For two consecutive Fridays peaceful demonstrations across the kingdom echoed the same demand: sack prime minister Samir Rifai and his cabinet. Rifai, a wealthy aristocrat, with negligible popularity among the general public, offered little relief in addressing poverty, inflation, unemployment and electoral reforms.

Many challenges face newly appointed prime minister and former major general Marouf Al Bakhit. He served as prime minister before. He held the parliamentary elections of 2007 that brought about what Jordanians describe as the worst lower house in Jordan’s history. That is why king Abdullah dissolved parliament halfway through its term in November 2009 and called for early elections. Jordan’s largest opposition group, the Muslim Brotherhood, has already disapproved of Bakhit’s appointment, saying they are sceptical of his ability to carry out political reforms.

What opposition groups like the Muslim Brotherhood want, is to elect the PM and cabinet members who are traditionally appointed by the monarch. Though king Abdullah has promised sincere economic and political reforms, especially on an election law, he will not surrender his right to appoint the prime minister and will not change the constitution.

Almost half of Jordan’s population is of Palestinian origin. But Palestinian representation in parliament has never exceeded 20 per cent since 1989 and is currently at its lowest 12 per cent. The current one-man-one-vote election law along with the cautiously divided constituencies are designed in such a way to favour Bedouin pro-government loyalists to Palestinian Jordanians densely populating cities like Amman, Zarqa and Irbid. More of the former end up under the parliament dome.

In any real democratic election in Jordan, the Palestinian and Islamist majorities will win more control. While that could affect Jordan’s moderate reputation in the international arena, it also gives neighbouring Israel an excuse to make a proposition.
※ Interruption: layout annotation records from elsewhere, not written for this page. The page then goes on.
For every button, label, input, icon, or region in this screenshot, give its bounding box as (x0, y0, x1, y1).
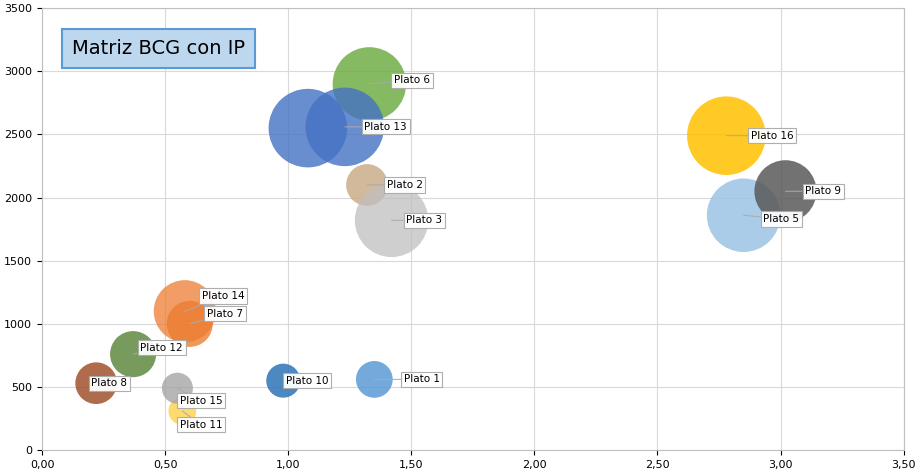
Point (177, 308, 192, 315)
Text: Plato 14: Plato 14 (185, 291, 244, 311)
Text: Plato 1: Plato 1 (374, 374, 439, 384)
Point (301, 124, 315, 132)
Text: Plato 3: Plato 3 (391, 215, 442, 225)
Text: Plato 15: Plato 15 (177, 388, 222, 406)
Point (276, 377, 290, 384)
Text: Plato 7: Plato 7 (189, 309, 243, 324)
Text: Plato 13: Plato 13 (345, 122, 407, 132)
Point (337, 123, 352, 131)
Point (777, 187, 792, 195)
Point (719, 132, 733, 139)
Point (182, 320, 197, 328)
Point (384, 217, 399, 224)
Point (175, 407, 189, 415)
Text: Plato 12: Plato 12 (133, 343, 183, 354)
Text: Plato 9: Plato 9 (785, 186, 840, 196)
Point (367, 375, 381, 383)
Text: Plato 8: Plato 8 (91, 378, 127, 388)
Text: Plato 11: Plato 11 (180, 411, 222, 430)
Point (170, 384, 185, 392)
Text: Plato 16: Plato 16 (726, 131, 793, 141)
Text: Plato 6: Plato 6 (369, 75, 429, 85)
Point (735, 211, 750, 219)
Point (89, 379, 104, 387)
Point (126, 350, 141, 358)
Point (359, 181, 374, 189)
Text: Plato 2: Plato 2 (367, 180, 422, 190)
Text: Plato 10: Plato 10 (283, 376, 328, 386)
Point (362, 80, 377, 88)
Text: Matriz BCG con IP: Matriz BCG con IP (72, 39, 244, 58)
Text: Plato 5: Plato 5 (743, 214, 799, 224)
Israel would be the first to capitalise on such a political outcome by claiming that with so many Palestinians governing Jordan, the West Bank can re-federate with Jordan and there will be no need for an additional Palestinian state. The Palestinian problem is solved without a two-state solution.

Although these are odd Israeli voices that violate every single international law, they still manage to make Jordan’s appointed leaders and Bedouin population cringe. Political reforms in Jordan may only minimal be at this stage because so much is at stake. But if the opposition continues to protest to achieve changes at the grass-roots level, then Jordan may find itself up against a real political challenge.